Recently I've been looking at discussions on writing concerning plot-driven stories vs. character-driven stories as well as having some of my own with other writers. I thought I'd share my view on this topic.
There seems to be this divide among readers and writers when it comes to plot-driven or character-driven stories. You could also say it's the same divide between genre and literary stories, since genre stories tend to be driven by plot while literary stories tend to be driven by character.
What I don't understand is why a story can't have both a strong plot AND be populated with interesting characters we want to hear all about. In fact, both are NECESSARY in a story.
Think of the characters in a story as these impressive art masterpieces, like the Mona Lisa or the Venus de Milo. You know these works of art because you've learned about them and how famous they are. Now imagine these great works of art sitting in the middle of the desert somewhere, somewhere far away from civilization where no one can see them or experience them for themselves. No one can interact with them. They're not DOING anything out there but collecting desert sand. That's what character-driven stories are like. You know about these great people, but there's no interaction between you and them. You can't relate to them on a personal level. They don't want to come on an adventure with you.

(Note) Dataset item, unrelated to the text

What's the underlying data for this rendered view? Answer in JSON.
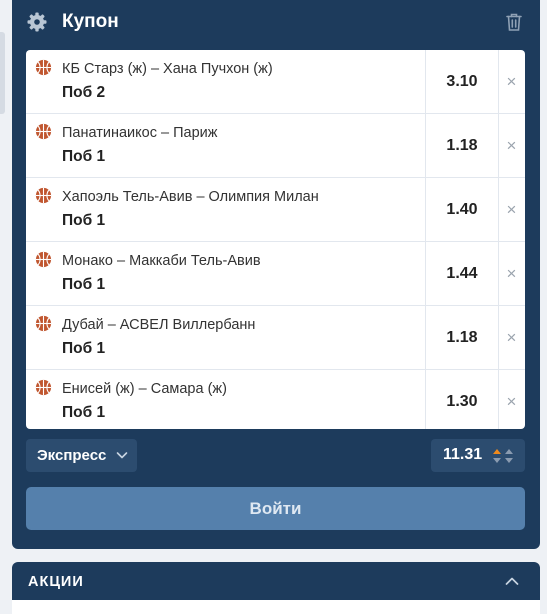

Conversely, imagine this beautiful oasis in the middle of the same desert. Maybe those same art pieces are on prominent display in the desert somewhere, in this wonderful resort by the lake, except this time you've never heard of them or seen them before. Now imagine you're in a car that's approaching the oasis, but you're driving so fast that you just blow right by the oasis. You're moving so fast you don't even know it's there. That's what plot-driven stories are like. The action never stops long enough for you to appreciate the characters that populate the story. You don't even notice their details. You really don't care who they are. They could be anyone, but they're not anyone you can really relate to either.
What each of these stories is missing is a sense of PACING. There needs to be a balance between the amount of info you dump on the characters in the story and the amount of action those characters are doing. I've heard other writers say every sentence in the story should either advance the plot or serve as character development. I'd like to add one more caveat to this. You need a good mix of sentences that do each of these things in your story.
So how do you achieve this? Here's a good rule of thumb. Pick any page at random in your story. Or do the same in a book that's already published. Read the page and make a red mark if something appears on that page that clearly identifies characteristics of the characters that populate it. Now reread the page and put a blue mark on it if some kind of action takes place. It could be something as simple as a character pacing back and forth in an empty room, but preferably the action is related to either the goal of the character(s), or some setback or conflict the character(s) is/are experiencing.
A good story should have both a red mark and a blue mark on just about every page. If it doesn't, and this is your manuscript, think about what you can add to the story to accomplish this.
Once you’ve achieved this, your story will break that divide between the plot- and character-driven story readers. It'll open your book to a wider audience. Create those works of art, make sure the readers slow down and appreciate them, and then race those readers across the desert.
What are your thoughts on this? Do you tend to go to one type of novel over the other when you read? When you write? Or do you enjoy that balance I speak of?